Bach Suites for Unaccompanied Cello
J. S. Bach
Saturday, January 14 , 2005

The Russian cellist Mstislav Rostropovich has called J. S. Bach's Sixth Suite for Cello in D Major "a symphony for cello, a "tall order for an instrument that is essentially unpolyphonic." How do you make four strings reveal harmonic complexity and a clear top line simultaneously without muddying matters?

Tanya Prochazka faced that challenge bravely Saturday evening in the second of two concerts devoted to Bach's cycle of six cello suites. Playing in a darkened Convocation Hall [University of Alberta], with just a spotlight and unreliable candle power, Prochazka revealed both the richness and variety of Bach's exploration of an instrument that was primarily a servant of continuo contingents in the 17th and early 18th centuries.

She also showed how powerful and human live musical performance can be. On the program Saturday were Suites Nos. 1, 5 and 6. For the first, Prochazka played a cello with its end pin retracted and a baroque-style bow, largely without vibrato. The nod to early music practice produced a performance that captured the lighter qualities of Bach's examination of the instrument's possibilities within the whole cycle.

Even double-stopping benefited from the lighter touch. Sometimes, the effort to create chordal effects on the cello can come across as abrasive rather than harmonious, to my ear. The Sarabande in No. 1 had an elegance and an aloofness that is almost the touchstone quality of the instrument itself, regardless of the repertoire.

For the Nos. 5 and 6, Prochazka used a cello dating from 1710, and its much darker tone, especially in the bass, dominated the flavour of the performance of the last two suites. The Sarabande of Suite No. 5 in C Major wasn't as seamless as I've heard it played; a matter of taste, obviously, and the tempo she took for the second Gavotte was verging on reckless. Rather than building excitement from the slower more, textured Gavotte I, the result was light fingered but also musically lighter weight. A similar, but less frenetic approach to the Courante in No. 6 worked much better. She took full advantage of the frisky melodic material of No. 5's Gigue, which had both a liveliness and a terrific sense of line about it.
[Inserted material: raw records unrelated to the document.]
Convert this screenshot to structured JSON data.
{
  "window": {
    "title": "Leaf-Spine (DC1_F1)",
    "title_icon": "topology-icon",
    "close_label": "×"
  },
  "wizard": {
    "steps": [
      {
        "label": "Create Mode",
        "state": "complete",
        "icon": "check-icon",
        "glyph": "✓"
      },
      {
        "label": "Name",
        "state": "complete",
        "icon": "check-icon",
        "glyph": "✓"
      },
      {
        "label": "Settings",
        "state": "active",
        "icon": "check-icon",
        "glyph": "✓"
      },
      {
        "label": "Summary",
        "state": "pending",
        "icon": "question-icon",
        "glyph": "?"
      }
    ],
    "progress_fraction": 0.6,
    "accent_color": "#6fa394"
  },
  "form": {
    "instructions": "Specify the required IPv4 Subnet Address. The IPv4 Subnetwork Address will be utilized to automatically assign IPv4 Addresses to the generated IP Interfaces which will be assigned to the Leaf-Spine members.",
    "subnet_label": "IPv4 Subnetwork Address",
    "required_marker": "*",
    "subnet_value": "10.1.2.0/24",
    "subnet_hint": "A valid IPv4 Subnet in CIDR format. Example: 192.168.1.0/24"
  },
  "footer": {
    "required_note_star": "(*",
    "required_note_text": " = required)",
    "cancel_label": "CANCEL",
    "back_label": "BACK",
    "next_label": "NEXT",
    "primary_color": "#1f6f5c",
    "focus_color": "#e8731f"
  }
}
Suite No. 6 is written in D Major, which musicologists often refer to as the sunniest of keys, the one Beethoven concludes his Symphony No. 9 in, for instance. Suite No. 6 may be in bright D Major, but it also offers some of the most dense harmonic textures of any of the suites. The Allemande, for instance, is far darker and evocative of the cello's natural solitary disposition than any of the other Allemandes in the cycle, with the exception of No. 5. Prochazka found much of improvisatory-sounding, harsher elements of the suite's harmonic relations in No. 6, leading to an interpretation that fell more on the side of spirited aggression than joie de vivre.
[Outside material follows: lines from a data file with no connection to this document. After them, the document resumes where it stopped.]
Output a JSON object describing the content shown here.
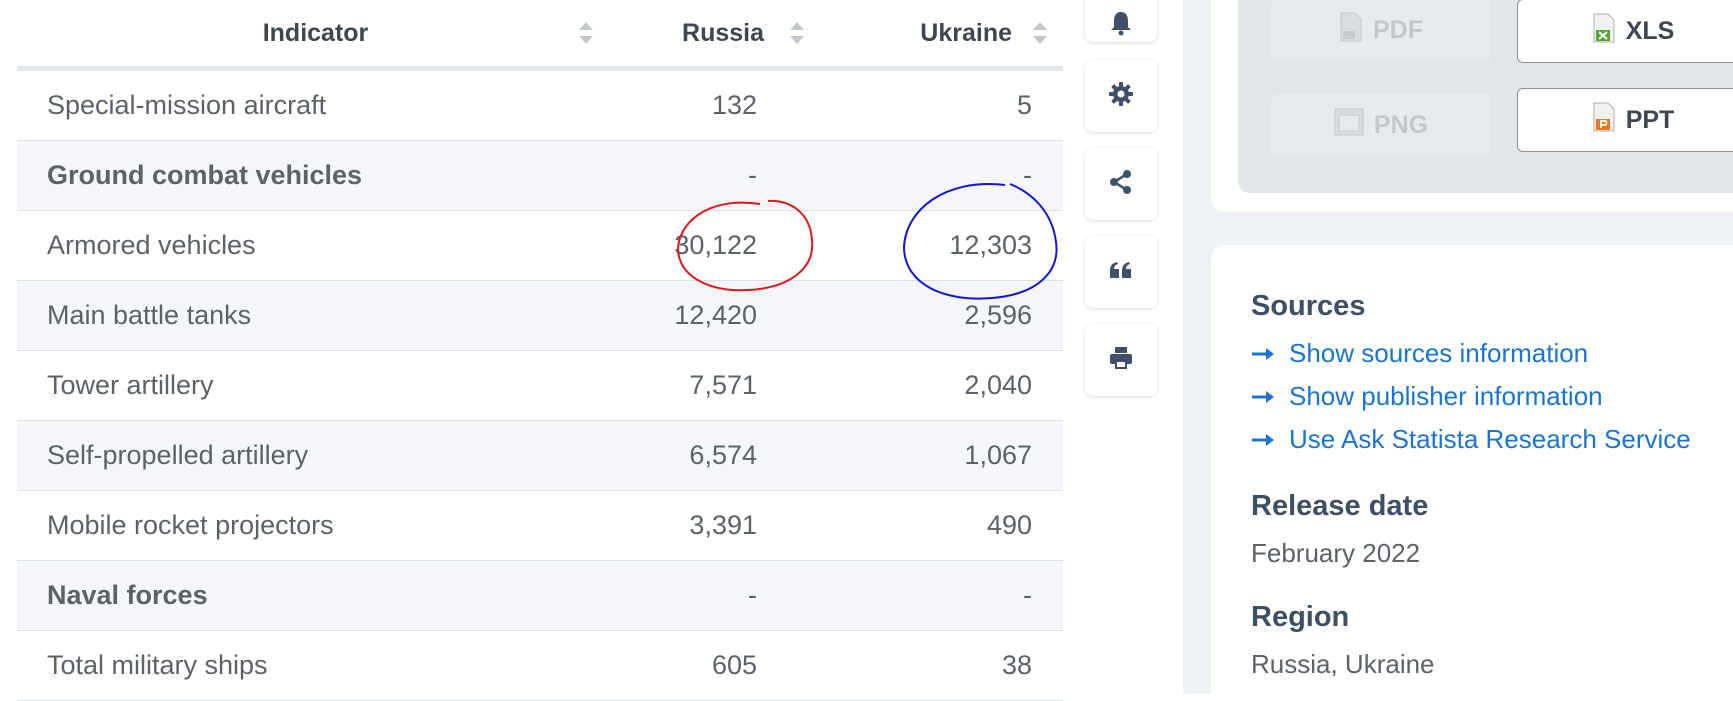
{
  "table": {
    "headers": {
      "indicator": "Indicator",
      "russia": "Russia",
      "ukraine": "Ukraine"
    },
    "rows": [
      {
        "indicator": "Special-mission aircraft",
        "russia": "132",
        "ukraine": "5",
        "group": false
      },
      {
        "indicator": "Ground combat vehicles",
        "russia": "-",
        "ukraine": "-",
        "group": true
      },
      {
        "indicator": "Armored vehicles",
        "russia": "30,122",
        "ukraine": "12,303",
        "group": false
      },
      {
        "indicator": "Main battle tanks",
        "russia": "12,420",
        "ukraine": "2,596",
        "group": false
      },
      {
        "indicator": "Tower artillery",
        "russia": "7,571",
        "ukraine": "2,040",
        "group": false
      },
      {
        "indicator": "Self-propelled artillery",
        "russia": "6,574",
        "ukraine": "1,067",
        "group": false
      },
      {
        "indicator": "Mobile rocket projectors",
        "russia": "3,391",
        "ukraine": "490",
        "group": false
      },
      {
        "indicator": "Naval forces",
        "russia": "-",
        "ukraine": "-",
        "group": true
      },
      {
        "indicator": "Total military ships",
        "russia": "605",
        "ukraine": "38",
        "group": false
      }
    ]
  },
  "annotations": {
    "russia_circle_color": "#e0161b",
    "ukraine_circle_color": "#1316d6"
  },
  "tools": [
    "bell-icon",
    "gear-icon",
    "share-icon",
    "quote-icon",
    "print-icon"
  ],
  "downloads": {
    "pdf": "PDF",
    "xls": "XLS",
    "png": "PNG",
    "ppt": "PPT"
  },
  "info": {
    "sources_heading": "Sources",
    "links": [
      "Show sources information",
      "Show publisher information",
      "Use Ask Statista Research Service"
    ],
    "release_heading": "Release date",
    "release_value": "February 2022",
    "region_heading": "Region",
    "region_value": "Russia, Ukraine"
  },
  "colors": {
    "link": "#1a74d3",
    "heading": "#3f4f63",
    "accent_xls": "#5aa532",
    "accent_ppt": "#e8742a"
  }
}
Throughout the evening, Prochazka proved nimble in a few tight corners, finding solutions to particularly sticky passages that maintained the musical integrity of the moment. Purists might have been distressed, but the final impression was of an artist placing her cairn on the long road every serious cellist is on, where Bach's great accomplishment is brought to life anew in the live performance, where all the risks and sublime revelations await. Few of us will come to that path except as listeners.